Now, starting at position 3, use the sign flip technique - negs to pos, pos to negs.

Finally, check the list. The first index that's either still neg/0 before swapped or still pos after swapped is our guy - or else len(n)+1 is.

In [25]:
def separate(arr):
    swap_pos=0
    for i in range(len(arr)):
        if arr[i]==0: arr[i]=-1
        if arr[i]<0: 
                temp = arr[swap_pos]
                arr[swap_pos] = arr[i]
                arr[i] = temp
                swap_pos+=1
    return swap_pos
                

In [26]:
a=[-2,5,0,-1,1]
separate(a)

3

In [27]:
a

[-2, -1, -1, 5, 1]

In [28]:
b = [1,2,3,4,5]
separate(b)

0

In [29]:
b

[1, 2, 3, 4, 5]

In [30]:
c = [-1,-2,-3,-4,-5]
separate(c)

5

In [31]:
c

[-1, -2, -3, -4, -5]

In [32]:
d = []
separate(d)

0

In [33]:
e = [1,2,3,4,-5]
separate(e)

1

In [34]:
e

[-5, 2, 3, 4, 1]

In [93]:
def lowest_missing_num(arr,swap):
    
    #start at swap. all a[i] for indices < swap should be neg.
    for i in range(swap,len(arr)):
        
        #index to change is value of the array minus 1
        #minus one so in the example [1,2,3], 3 gets a home
        #we return +1 later
        #careful with abs in case, as in [1,1,2,3], a num shows up twice
        pos = abs(arr[i])-1
        
        if pos<len(arr): 
            
            #indices that show up < swap should change from neg to pos, and >=swap should change pos to neg
            if pos<swap: 
                arr[pos]=abs(arr[pos])
            if pos>=swap: 
                arr[pos]=-1*abs(arr[pos])

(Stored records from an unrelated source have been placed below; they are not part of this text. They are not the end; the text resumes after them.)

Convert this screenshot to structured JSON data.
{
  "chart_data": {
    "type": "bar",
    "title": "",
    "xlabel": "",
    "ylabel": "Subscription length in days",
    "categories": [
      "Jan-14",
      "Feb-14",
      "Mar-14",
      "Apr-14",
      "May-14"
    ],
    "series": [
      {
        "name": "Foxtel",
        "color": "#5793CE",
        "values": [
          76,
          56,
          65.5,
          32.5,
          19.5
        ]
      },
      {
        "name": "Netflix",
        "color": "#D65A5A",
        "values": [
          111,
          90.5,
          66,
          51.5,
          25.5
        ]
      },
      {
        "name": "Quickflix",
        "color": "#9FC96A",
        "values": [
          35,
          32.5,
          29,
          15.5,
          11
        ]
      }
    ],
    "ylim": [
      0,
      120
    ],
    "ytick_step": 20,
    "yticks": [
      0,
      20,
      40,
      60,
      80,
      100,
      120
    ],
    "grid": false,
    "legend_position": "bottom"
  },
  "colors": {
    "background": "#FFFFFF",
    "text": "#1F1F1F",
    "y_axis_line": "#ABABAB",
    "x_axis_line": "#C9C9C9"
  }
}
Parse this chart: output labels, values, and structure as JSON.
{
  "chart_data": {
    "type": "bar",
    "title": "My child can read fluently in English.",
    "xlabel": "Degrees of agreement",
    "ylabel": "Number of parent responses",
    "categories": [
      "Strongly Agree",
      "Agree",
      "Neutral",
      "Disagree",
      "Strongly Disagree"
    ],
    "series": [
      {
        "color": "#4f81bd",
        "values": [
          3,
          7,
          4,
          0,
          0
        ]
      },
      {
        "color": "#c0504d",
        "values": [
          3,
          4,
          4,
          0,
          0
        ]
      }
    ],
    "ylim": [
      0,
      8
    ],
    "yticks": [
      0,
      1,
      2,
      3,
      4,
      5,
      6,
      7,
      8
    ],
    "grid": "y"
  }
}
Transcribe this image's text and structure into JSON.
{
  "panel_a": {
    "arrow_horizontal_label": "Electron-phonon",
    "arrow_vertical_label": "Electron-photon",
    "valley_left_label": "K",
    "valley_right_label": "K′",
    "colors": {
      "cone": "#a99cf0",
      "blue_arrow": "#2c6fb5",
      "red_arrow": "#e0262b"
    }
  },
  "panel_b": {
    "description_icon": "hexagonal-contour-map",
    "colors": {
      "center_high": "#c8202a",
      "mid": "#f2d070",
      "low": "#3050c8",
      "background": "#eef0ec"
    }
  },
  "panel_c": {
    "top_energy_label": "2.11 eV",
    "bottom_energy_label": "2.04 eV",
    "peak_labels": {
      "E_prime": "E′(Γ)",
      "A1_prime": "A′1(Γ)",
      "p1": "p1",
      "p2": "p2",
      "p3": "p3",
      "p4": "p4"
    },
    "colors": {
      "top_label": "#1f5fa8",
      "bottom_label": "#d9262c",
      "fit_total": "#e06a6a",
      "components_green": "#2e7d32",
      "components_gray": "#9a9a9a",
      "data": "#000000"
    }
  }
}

    #now loop through and see what index didn't get swapped - 
    #first remaining neg or, post-swap, remaining pos gets returned
    for j in range(len(arr)):
        if j<swap:
            if arr[j]<0: return j+1
        if j>=swap: 
            if arr[j]>0: return j+1
    return len(arr)+1
    

In [94]:
a=[-2,5,0,-1,1]
swap = separate(a)
a

[-2, -1, -1, 5, 1]

In [95]:
lowest_missing_num(a,swap)

2

In [96]:
a=[3,4,-1,1]
swap = separate(a)
a

[-1, 4, 3, 1]

In [97]:
lowest_missing_num(a,swap)

2

In [98]:
a=[1,2,3,4,5]
swap = separate(a)
a

[1, 2, 3, 4, 5]

In [99]:
lowest_missing_num(a,swap)

6

What a horrible problem. The first solution is fine, and whatever we gained in efficiency through the n solutions --> n indices trick we lost in readability. It reminds me of integrals you can only solve if you know the perfect trick - ridiculous problems to test any sort of knowledge. 

I proved nothing using someone else's insight that n solutions lines up with n indices. Maybe I proved a tiny bit by understanding it, and a bit more by making the code work. In any case, if this was an interview problem, and I failed and was told the trick, I would have some choice words.